Dans son livre et ses lettres, Neill accumulait les preuves, citant des prévisions qui s’étaient révélées fausses au final et des exemples historiques de la folie des foules. Il aimait fouiner dans les vieux livres et partager les idées de penseurs encore plus obscurs sur le comportement des foules, citant les travaux de Gustave Le Bon, Gabriel Tarde et d’autres. La plupart des gens sont prompts à se conformer et réticents à se différencier. Neill voulait renverser cette tendance.

Une longue liste de sommités et de poids lourds de Wall Street ne jurèrent que par ses conseils. Neill écrivit sa dernière lettre en décembre 1974, à 84 ans. Il est parti sur une note optimiste, annonçant la fin du marché baissier qui avait réduit le cours des actions de moitié. A l’époque, il fallait être cinglé pour professer une telle opinion. Mais il avait raison. En 1975, le S&P 500 a augmenté de 54%. Il n’y en a plus beaucoup comme ce vieux Neill.

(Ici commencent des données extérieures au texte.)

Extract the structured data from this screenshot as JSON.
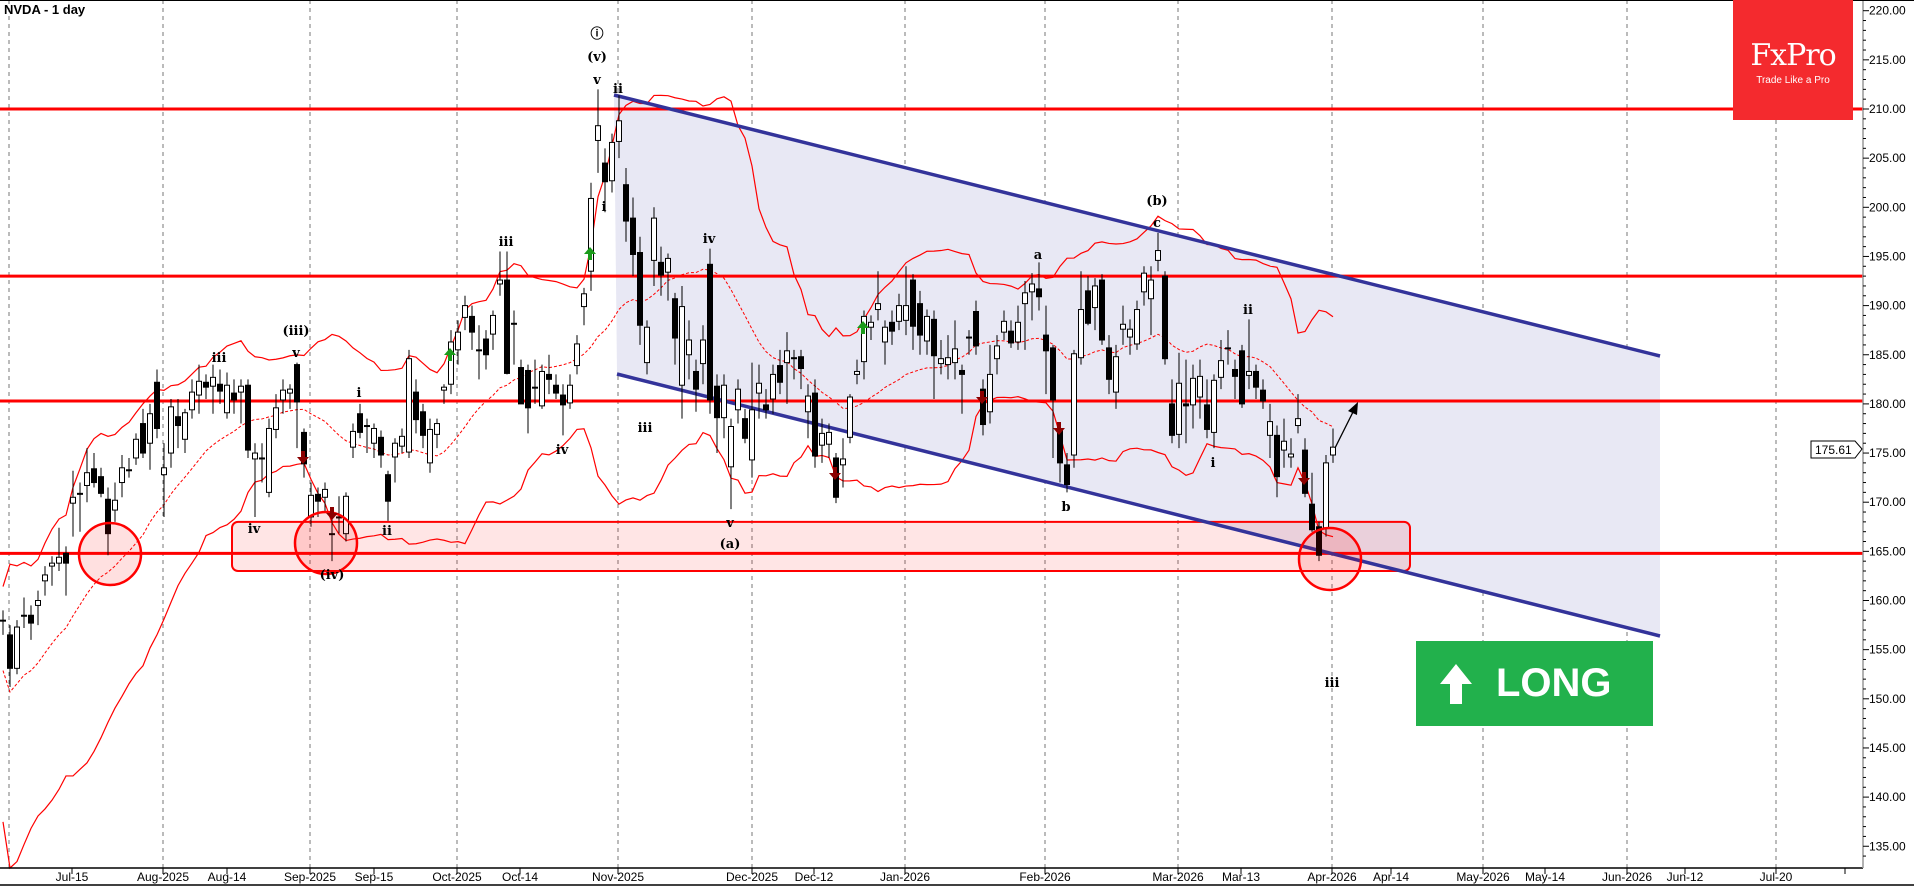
{
  "title": "NVDA - 1 day",
  "logo": {
    "brand": "FxPro",
    "tagline": "Trade Like a Pro",
    "color": "#f42a2e"
  },
  "banner": {
    "label": "LONG",
    "icon": "arrow-up-icon",
    "color": "#22b14c"
  },
  "current_price": "175.61",
  "colors": {
    "levels": "#ff0000",
    "channel": "#33339a",
    "channel_fill": "#e8e8f4",
    "bands": "#ff0000",
    "buy_signal": "#1a9a1a",
    "sell_signal": "#8b0000"
  },
  "wave_labels": [
    "iv",
    "(iii)",
    "v",
    "iii",
    "(iv)",
    "i",
    "ii",
    "iii",
    "iv",
    "ⓘ",
    "(v)",
    "v",
    "i",
    "ii",
    "iii",
    "iv",
    "v",
    "(a)",
    "a",
    "b",
    "(b)",
    "c",
    "i",
    "ii",
    "iii"
  ],
  "chart_data": {
    "type": "candlestick",
    "title": "NVDA - 1 day",
    "y_range": [
      133.4,
      221
    ],
    "y_ticks": [
      "220.00",
      "215.00",
      "210.00",
      "205.00",
      "200.00",
      "195.00",
      "190.00",
      "185.00",
      "180.00",
      "175.00",
      "170.00",
      "165.00",
      "160.00",
      "155.00",
      "150.00",
      "145.00",
      "140.00",
      "135.00"
    ],
    "x_ticks": [
      "Jul-15",
      "Aug-2025",
      "Aug-14",
      "Sep-2025",
      "Sep-15",
      "Oct-2025",
      "Oct-14",
      "Nov-2025",
      "Dec-2025",
      "Dec-12",
      "Jan-2026",
      "Feb-2026",
      "Mar-2026",
      "Mar-13",
      "Apr-2026",
      "Apr-14",
      "May-2026",
      "May-14",
      "Jun-2026",
      "Jun-12",
      "Jul-20"
    ],
    "grid": "vertical dashed at month starts",
    "indicators": [
      "Bollinger Bands (20, 2)"
    ],
    "horizontal_levels": [
      210.0,
      193.0,
      180.3,
      164.8
    ],
    "support_zone": [
      163.0,
      168.0
    ],
    "channel": {
      "upper": [
        211.5,
        185.0
      ],
      "lower": [
        183.0,
        156.5
      ]
    },
    "candles_ohlc": [
      [
        158,
        159,
        156.5,
        158
      ],
      [
        156.5,
        157.5,
        151.2,
        153.1
      ],
      [
        153.1,
        158,
        152.5,
        157.3
      ],
      [
        158.5,
        160.3,
        157.2,
        158.5
      ],
      [
        158.5,
        159.5,
        156,
        157.7
      ],
      [
        159.5,
        161,
        157.5,
        160
      ],
      [
        162,
        163.5,
        160.5,
        162.6
      ],
      [
        163.5,
        164.5,
        161.5,
        163.8
      ],
      [
        163.8,
        167.4,
        163,
        164.4
      ],
      [
        164.8,
        165.5,
        160.5,
        163.8
      ],
      [
        169.9,
        173.2,
        166.5,
        170.5
      ],
      [
        170.9,
        172,
        167,
        170.9
      ],
      [
        171.7,
        175.5,
        170,
        173
      ],
      [
        173.4,
        175,
        171.5,
        172
      ],
      [
        172.6,
        173.5,
        170.5,
        170.9
      ],
      [
        170.3,
        171.5,
        164.6,
        166.8
      ],
      [
        169.2,
        172,
        168,
        170.2
      ],
      [
        172,
        174.8,
        170.5,
        173.5
      ],
      [
        173.3,
        174.5,
        172.5,
        173.3
      ],
      [
        174.5,
        177,
        173.8,
        176.4
      ],
      [
        178,
        179.5,
        174.5,
        175
      ],
      [
        176,
        180,
        173.3,
        179
      ],
      [
        182.2,
        183.5,
        176.5,
        177.5
      ],
      [
        172.8,
        176,
        168.5,
        173.5
      ],
      [
        175,
        180.5,
        173.5,
        179.7
      ],
      [
        178.7,
        180.5,
        175.5,
        177.8
      ],
      [
        176.4,
        179.5,
        175,
        179.1
      ],
      [
        179.4,
        182.5,
        178.5,
        181.2
      ],
      [
        180.9,
        184,
        179,
        182.3
      ],
      [
        182.2,
        183,
        180.5,
        181.7
      ],
      [
        181.8,
        184,
        179,
        182.7
      ],
      [
        182,
        183.5,
        180,
        181.3
      ],
      [
        179.1,
        183.2,
        178.5,
        181.9
      ],
      [
        181.1,
        182.5,
        179,
        180.4
      ],
      [
        181.2,
        182.5,
        178,
        181.8
      ],
      [
        181.9,
        182.5,
        174.5,
        175.3
      ],
      [
        174.4,
        176,
        168.5,
        175
      ],
      [
        174.5,
        176,
        172,
        174.5
      ],
      [
        171,
        178.5,
        170.5,
        177.5
      ],
      [
        177.4,
        181,
        176.5,
        179.6
      ],
      [
        180.4,
        182.5,
        179,
        181.4
      ],
      [
        181.1,
        182,
        179.5,
        181.5
      ],
      [
        184,
        184.2,
        175.5,
        180.2
      ],
      [
        177.1,
        177.5,
        172.5,
        173.9
      ],
      [
        168.5,
        172,
        167.5,
        170.7
      ],
      [
        170.8,
        171.5,
        168.5,
        170.1
      ],
      [
        170.5,
        172,
        169,
        171.3
      ],
      [
        166.8,
        169.4,
        164,
        166.8
      ],
      [
        168.5,
        170.6,
        166.8,
        168.5
      ],
      [
        166.8,
        171,
        166,
        170.6
      ],
      [
        175.6,
        178,
        174.5,
        177.2
      ],
      [
        179,
        180,
        176.5,
        177.1
      ],
      [
        177.8,
        178.5,
        175,
        177.8
      ],
      [
        176,
        178,
        174.5,
        177.5
      ],
      [
        176.6,
        177.3,
        173.5,
        174.8
      ],
      [
        172.8,
        173.2,
        168.1,
        170.1
      ],
      [
        174.6,
        176.5,
        172,
        176
      ],
      [
        175.7,
        177.5,
        175,
        176.7
      ],
      [
        175.1,
        185.5,
        174.5,
        184.6
      ],
      [
        181.2,
        182.5,
        177,
        178.4
      ],
      [
        179.2,
        180,
        175.5,
        176.8
      ],
      [
        174,
        178.5,
        173,
        177.4
      ],
      [
        176.9,
        178.5,
        175.5,
        178
      ],
      [
        181.4,
        182,
        180,
        181.7
      ],
      [
        182,
        187.5,
        181,
        186.3
      ],
      [
        185.5,
        188.5,
        184,
        187.3
      ],
      [
        188.8,
        191,
        187.5,
        190
      ],
      [
        188.9,
        190,
        185.5,
        187.3
      ],
      [
        185.5,
        188,
        182.5,
        185.5
      ],
      [
        186.6,
        187.5,
        183.5,
        185
      ],
      [
        187.1,
        189.5,
        185.5,
        189
      ],
      [
        192.2,
        195.5,
        191,
        192.6
      ],
      [
        192.6,
        195.5,
        183,
        183.1
      ],
      [
        188.2,
        189.5,
        184,
        188.2
      ],
      [
        183.7,
        184.5,
        180,
        180
      ],
      [
        183.4,
        184,
        177,
        179.6
      ],
      [
        181.7,
        184.5,
        180,
        181.7
      ],
      [
        179.8,
        184,
        179.5,
        183.3
      ],
      [
        183,
        185,
        181,
        182.5
      ],
      [
        181.9,
        183,
        180.5,
        181.1
      ],
      [
        180.9,
        182,
        176.8,
        179.9
      ],
      [
        180.1,
        183,
        179.5,
        181.9
      ],
      [
        183.9,
        187,
        183,
        186.1
      ],
      [
        189.9,
        191.8,
        188,
        191.2
      ],
      [
        193.5,
        202.5,
        191.5,
        200.9
      ],
      [
        206.8,
        212,
        203.5,
        208.3
      ],
      [
        204.5,
        206,
        199.5,
        202.6
      ],
      [
        202.7,
        207.5,
        201.5,
        206.6
      ],
      [
        206.7,
        211.4,
        205,
        208.8
      ],
      [
        202.3,
        204,
        196.5,
        198.6
      ],
      [
        198.9,
        201,
        193,
        195.2
      ],
      [
        195.4,
        197,
        186,
        188
      ],
      [
        184.2,
        188.5,
        183,
        187.8
      ],
      [
        194.6,
        200,
        192,
        198.9
      ],
      [
        194.4,
        196,
        191,
        193.1
      ],
      [
        193.4,
        195.3,
        190.5,
        194.8
      ],
      [
        190.7,
        191.3,
        184,
        186.7
      ],
      [
        181.9,
        192,
        178.5,
        189.9
      ],
      [
        185,
        188.5,
        182.5,
        186.5
      ],
      [
        183.3,
        184.5,
        179.2,
        181.5
      ],
      [
        184.1,
        188,
        182,
        186.5
      ],
      [
        194.2,
        195.8,
        179,
        180.4
      ],
      [
        181.8,
        183,
        175,
        178.6
      ],
      [
        178.6,
        183,
        176.5,
        181.9
      ],
      [
        173.6,
        178.5,
        169.3,
        177.7
      ],
      [
        179.4,
        182.5,
        178,
        181.5
      ],
      [
        178.5,
        179.5,
        176,
        176.5
      ],
      [
        174.3,
        184.2,
        172.5,
        179.4
      ],
      [
        181.1,
        184,
        178.5,
        182.1
      ],
      [
        179.9,
        181.5,
        178.5,
        179.4
      ],
      [
        180.5,
        184,
        179,
        183
      ],
      [
        183.9,
        185.5,
        181,
        182.2
      ],
      [
        184.2,
        187.3,
        180,
        185.4
      ],
      [
        184.7,
        185.5,
        182.5,
        184.7
      ],
      [
        184.8,
        185.5,
        181.5,
        183.6
      ],
      [
        179.2,
        182,
        176.5,
        180.8
      ],
      [
        181.1,
        182.5,
        173.5,
        174.7
      ],
      [
        175.8,
        178.5,
        174,
        177
      ],
      [
        175.9,
        178,
        174.5,
        177.1
      ],
      [
        174.5,
        175,
        169.9,
        170.5
      ],
      [
        173.8,
        176.5,
        171.5,
        174.4
      ],
      [
        176.6,
        181,
        176,
        180.7
      ],
      [
        183,
        184.5,
        182,
        183.3
      ],
      [
        184.3,
        189.5,
        182.5,
        188.9
      ],
      [
        187.8,
        189,
        186.5,
        188.3
      ],
      [
        189.6,
        193.5,
        188.5,
        190.2
      ],
      [
        186.3,
        188.5,
        184,
        187.8
      ],
      [
        188.3,
        189.5,
        186,
        187.4
      ],
      [
        188.4,
        191.2,
        187.5,
        190
      ],
      [
        188.5,
        194,
        187,
        190
      ],
      [
        192.6,
        193.2,
        185.5,
        187.9
      ],
      [
        190.2,
        191.5,
        185,
        187
      ],
      [
        186.4,
        189.6,
        185,
        188.9
      ],
      [
        188.6,
        189.5,
        180.5,
        184.9
      ],
      [
        184.1,
        186.5,
        183,
        184.6
      ],
      [
        184,
        187,
        182.5,
        184.7
      ],
      [
        184.2,
        188.5,
        182.5,
        185.6
      ],
      [
        183.4,
        184,
        179,
        183
      ],
      [
        186.8,
        187.5,
        185,
        186.8
      ],
      [
        189.4,
        190.5,
        185,
        185.9
      ],
      [
        181.5,
        182.5,
        176.8,
        177.9
      ],
      [
        179.2,
        186,
        178,
        183
      ],
      [
        184.6,
        187,
        183,
        185.9
      ],
      [
        187.3,
        189.5,
        186.5,
        188.4
      ],
      [
        187.4,
        188.5,
        185.7,
        186.2
      ],
      [
        186.3,
        190,
        185.5,
        188.3
      ],
      [
        190.2,
        192.5,
        185.5,
        191.3
      ],
      [
        191.4,
        193.3,
        188.5,
        192.2
      ],
      [
        191.7,
        194.4,
        189.5,
        190.9
      ],
      [
        187,
        190,
        181,
        185.4
      ],
      [
        185.7,
        186,
        174.5,
        180.4
      ],
      [
        177.3,
        178,
        172,
        174
      ],
      [
        173.8,
        175,
        171,
        171.8
      ],
      [
        174.8,
        185.5,
        173.5,
        185.1
      ],
      [
        184.7,
        193.5,
        184,
        189.6
      ],
      [
        191.5,
        193,
        188,
        188.2
      ],
      [
        189.8,
        192.8,
        187.5,
        192
      ],
      [
        192.6,
        193.2,
        186,
        186.5
      ],
      [
        185.7,
        187,
        181,
        182.5
      ],
      [
        181.2,
        186,
        179.5,
        184.8
      ],
      [
        187.6,
        190,
        186,
        188.1
      ],
      [
        186.8,
        188.6,
        185,
        187.6
      ],
      [
        186.1,
        190.5,
        185.5,
        189.6
      ],
      [
        191.4,
        194,
        190,
        193.3
      ],
      [
        190.7,
        194,
        187,
        192.6
      ],
      [
        194.6,
        197.4,
        193.5,
        195.6
      ],
      [
        193,
        193.5,
        184,
        184.6
      ],
      [
        180,
        182.5,
        176,
        176.8
      ],
      [
        176.9,
        185.2,
        175.5,
        182.1
      ],
      [
        180,
        184.5,
        176,
        179.8
      ],
      [
        179.9,
        184,
        177.5,
        182.6
      ],
      [
        180.7,
        184.5,
        178.5,
        182.8
      ],
      [
        179.9,
        182.5,
        176.5,
        177.4
      ],
      [
        177.1,
        183,
        175.5,
        182.4
      ],
      [
        182.7,
        186.5,
        181.5,
        184.4
      ],
      [
        185.7,
        187.5,
        184,
        185.7
      ],
      [
        183.5,
        184.5,
        180.5,
        182.8
      ],
      [
        185.4,
        186,
        179.6,
        180
      ],
      [
        182.9,
        188.6,
        181.5,
        183.3
      ],
      [
        183.3,
        184,
        180.5,
        181.7
      ],
      [
        181.4,
        182.5,
        179.5,
        180.3
      ],
      [
        176.8,
        180,
        174.5,
        178.2
      ],
      [
        176.8,
        177.8,
        170.5,
        172.6
      ],
      [
        175.3,
        178.5,
        173.5,
        176.2
      ],
      [
        174.6,
        176.5,
        173.5,
        174.9
      ],
      [
        177.8,
        181,
        177,
        178.5
      ],
      [
        175.3,
        176.5,
        170.5,
        170.9
      ],
      [
        169.8,
        173,
        167,
        167.2
      ],
      [
        167.5,
        168,
        164,
        164.6
      ],
      [
        167.4,
        174.8,
        166.5,
        174
      ],
      [
        174.8,
        177.5,
        174,
        175.6
      ]
    ]
  }
}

▪ « Investors Intelligence signale dans ses enquêtes d’opinion 52,2% de haussiers ; ils ne sont que 22,3% dans le camp baissier », observe l’économiste David Rosenberg. En revanche, en août dernier, juste au moment où le marché était sur le point de s’engager dans un mouvement à la hausse important, les sondages menés par Investors Intelligence montraient qu’ils n’étaient que 29,4% de haussiers et 37,7% de baissiers. Clairement, le sentiment haussier reste prédominant. Ceci n’est pas un signal constructif pour l’ensemble du marché.

En même temps, les risques macro-économiques et géopolitiques augmentent. Par conséquent, aujourd’hui ce pourrait être le bon moment pour mettre un peu de cette pensée contraire en action et se montrer prudent. Ne soyons pas trop impatients d’investir notre argent frais.